Antonio is not one to leave unpunished or even alive. His viciousness is blood and bone deep. Prospero may forgive him, but one may be certain that in the play’s afterlife, Antonio will seek his own vengeance and will not be ruled by any kind of nebulous, undefined pity.

One might argue this: Prospero loves his daughter. Alonso, the King of Naples, loves his son. All they want for them is their happiness. Alonso, broken by his belief that his son Ferdinand has drowned, finds room for pity and thus shows how he might be redeemed. He pities Gonzalo’s age and fatigue. These are the virtues that tip the play toward comedy and towards the general forgiveness of Act V.  If one loves others, that person also has the capacity for forgiveness. Prospero is that rare human being who remains fundamentally uncorrupted by great power.

A good production would be a marvelous sight. The Tempest is a ‘clean play’ – easy to follow. Its storms, magic, the characters of Caliban and Ariel, the clowns Trinculo and Stephano – all serve to give it the potential for wonderful entertainment. If the leads playing Ferdinand and Miranda are good, throw a touching (though faintly sketched) love match into the mix. 

According to scholars, The Tempest is Shakespeare’s final play that he wrote by himself.

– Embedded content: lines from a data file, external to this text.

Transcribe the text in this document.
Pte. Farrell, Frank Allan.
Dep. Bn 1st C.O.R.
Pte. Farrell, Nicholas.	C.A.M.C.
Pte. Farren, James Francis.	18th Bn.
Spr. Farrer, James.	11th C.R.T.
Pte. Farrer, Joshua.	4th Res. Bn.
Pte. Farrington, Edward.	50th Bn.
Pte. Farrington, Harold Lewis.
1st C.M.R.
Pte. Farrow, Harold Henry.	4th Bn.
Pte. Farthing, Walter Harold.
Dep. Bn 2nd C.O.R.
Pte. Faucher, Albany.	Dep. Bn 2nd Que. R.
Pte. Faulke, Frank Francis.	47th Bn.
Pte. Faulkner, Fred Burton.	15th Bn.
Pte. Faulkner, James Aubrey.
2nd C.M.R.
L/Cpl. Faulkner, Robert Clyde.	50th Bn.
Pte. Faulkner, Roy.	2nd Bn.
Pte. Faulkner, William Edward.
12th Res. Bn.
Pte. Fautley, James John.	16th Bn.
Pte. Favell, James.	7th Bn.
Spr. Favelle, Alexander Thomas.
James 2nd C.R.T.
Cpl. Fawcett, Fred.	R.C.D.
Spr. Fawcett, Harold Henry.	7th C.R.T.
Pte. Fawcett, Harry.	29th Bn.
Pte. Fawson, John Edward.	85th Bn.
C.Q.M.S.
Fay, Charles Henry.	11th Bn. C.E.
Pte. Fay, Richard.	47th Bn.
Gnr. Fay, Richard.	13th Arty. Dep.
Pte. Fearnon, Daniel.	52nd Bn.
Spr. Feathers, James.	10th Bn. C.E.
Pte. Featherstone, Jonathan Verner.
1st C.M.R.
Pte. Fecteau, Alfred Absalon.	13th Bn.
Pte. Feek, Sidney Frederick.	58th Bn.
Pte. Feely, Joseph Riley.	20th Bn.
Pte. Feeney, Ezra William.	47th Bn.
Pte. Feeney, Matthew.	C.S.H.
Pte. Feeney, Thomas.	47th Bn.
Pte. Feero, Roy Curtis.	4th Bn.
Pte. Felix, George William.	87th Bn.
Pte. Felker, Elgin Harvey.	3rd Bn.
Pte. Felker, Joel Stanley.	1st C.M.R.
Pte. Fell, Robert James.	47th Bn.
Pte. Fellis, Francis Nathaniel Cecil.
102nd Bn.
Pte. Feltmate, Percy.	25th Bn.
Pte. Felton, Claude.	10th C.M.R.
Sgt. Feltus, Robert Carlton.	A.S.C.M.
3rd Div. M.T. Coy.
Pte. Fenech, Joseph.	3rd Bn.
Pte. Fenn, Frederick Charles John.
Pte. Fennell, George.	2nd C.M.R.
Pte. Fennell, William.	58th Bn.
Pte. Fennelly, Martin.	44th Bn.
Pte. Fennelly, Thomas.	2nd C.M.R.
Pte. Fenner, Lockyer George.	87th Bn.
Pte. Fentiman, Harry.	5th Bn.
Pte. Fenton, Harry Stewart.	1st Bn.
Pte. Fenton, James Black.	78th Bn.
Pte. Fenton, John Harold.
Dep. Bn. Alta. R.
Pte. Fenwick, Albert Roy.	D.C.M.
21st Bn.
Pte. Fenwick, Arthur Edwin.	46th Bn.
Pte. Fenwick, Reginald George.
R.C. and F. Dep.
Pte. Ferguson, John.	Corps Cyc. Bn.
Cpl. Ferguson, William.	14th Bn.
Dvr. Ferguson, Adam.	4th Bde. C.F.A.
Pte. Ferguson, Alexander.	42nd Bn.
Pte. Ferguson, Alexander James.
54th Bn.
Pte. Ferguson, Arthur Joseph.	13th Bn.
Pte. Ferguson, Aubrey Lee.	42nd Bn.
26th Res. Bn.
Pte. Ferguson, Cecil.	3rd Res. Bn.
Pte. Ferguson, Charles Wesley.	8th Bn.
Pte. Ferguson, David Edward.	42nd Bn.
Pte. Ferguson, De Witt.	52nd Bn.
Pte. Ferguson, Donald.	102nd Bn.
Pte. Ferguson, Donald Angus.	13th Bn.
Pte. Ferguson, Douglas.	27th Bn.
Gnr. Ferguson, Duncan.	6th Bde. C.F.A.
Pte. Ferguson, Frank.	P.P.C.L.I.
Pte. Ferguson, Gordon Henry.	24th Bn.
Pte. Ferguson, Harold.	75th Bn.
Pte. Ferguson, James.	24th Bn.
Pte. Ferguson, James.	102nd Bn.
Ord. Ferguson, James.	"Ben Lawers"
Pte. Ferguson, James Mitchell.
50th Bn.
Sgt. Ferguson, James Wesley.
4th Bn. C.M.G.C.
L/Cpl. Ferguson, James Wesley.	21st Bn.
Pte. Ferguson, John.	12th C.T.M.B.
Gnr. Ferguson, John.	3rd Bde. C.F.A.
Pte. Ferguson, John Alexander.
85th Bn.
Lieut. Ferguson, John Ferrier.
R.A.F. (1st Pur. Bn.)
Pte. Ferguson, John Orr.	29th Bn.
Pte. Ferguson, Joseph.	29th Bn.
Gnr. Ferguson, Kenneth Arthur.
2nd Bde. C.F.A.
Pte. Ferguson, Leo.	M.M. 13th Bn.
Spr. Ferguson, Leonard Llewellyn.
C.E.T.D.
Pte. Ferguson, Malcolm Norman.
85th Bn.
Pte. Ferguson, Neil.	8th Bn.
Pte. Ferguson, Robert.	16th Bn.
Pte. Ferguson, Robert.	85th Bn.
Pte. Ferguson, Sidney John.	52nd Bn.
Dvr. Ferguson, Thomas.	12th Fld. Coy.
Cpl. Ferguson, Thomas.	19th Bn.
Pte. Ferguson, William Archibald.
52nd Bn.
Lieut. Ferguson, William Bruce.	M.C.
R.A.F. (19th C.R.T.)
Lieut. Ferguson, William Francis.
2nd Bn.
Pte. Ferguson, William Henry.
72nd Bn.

At the end, it feels like a play written by a tired man who just could not bring himself to further investigate Prospero’s change of heart regarding the murderous Antonio and Sebastian. Prospero simply forgives and the play speeds to its conclusion and his curious final speech – one that feels like an admission from Shakespeare –“Now my charms are all o’erthrown, and what strength I have’s mine own, which is most faint” and a desire to be free of his life’s work, finally, at the age of 46 or 47, his death to follow roughly 5 years later – “As you from crimes would pardoned be, let your indulgence set me free.”

*Over time, maybe Kilrain’s line from Killer Angels has become my hardened response to aristocrats of any era and nationality mocking others: “God damn all Gentlemen!”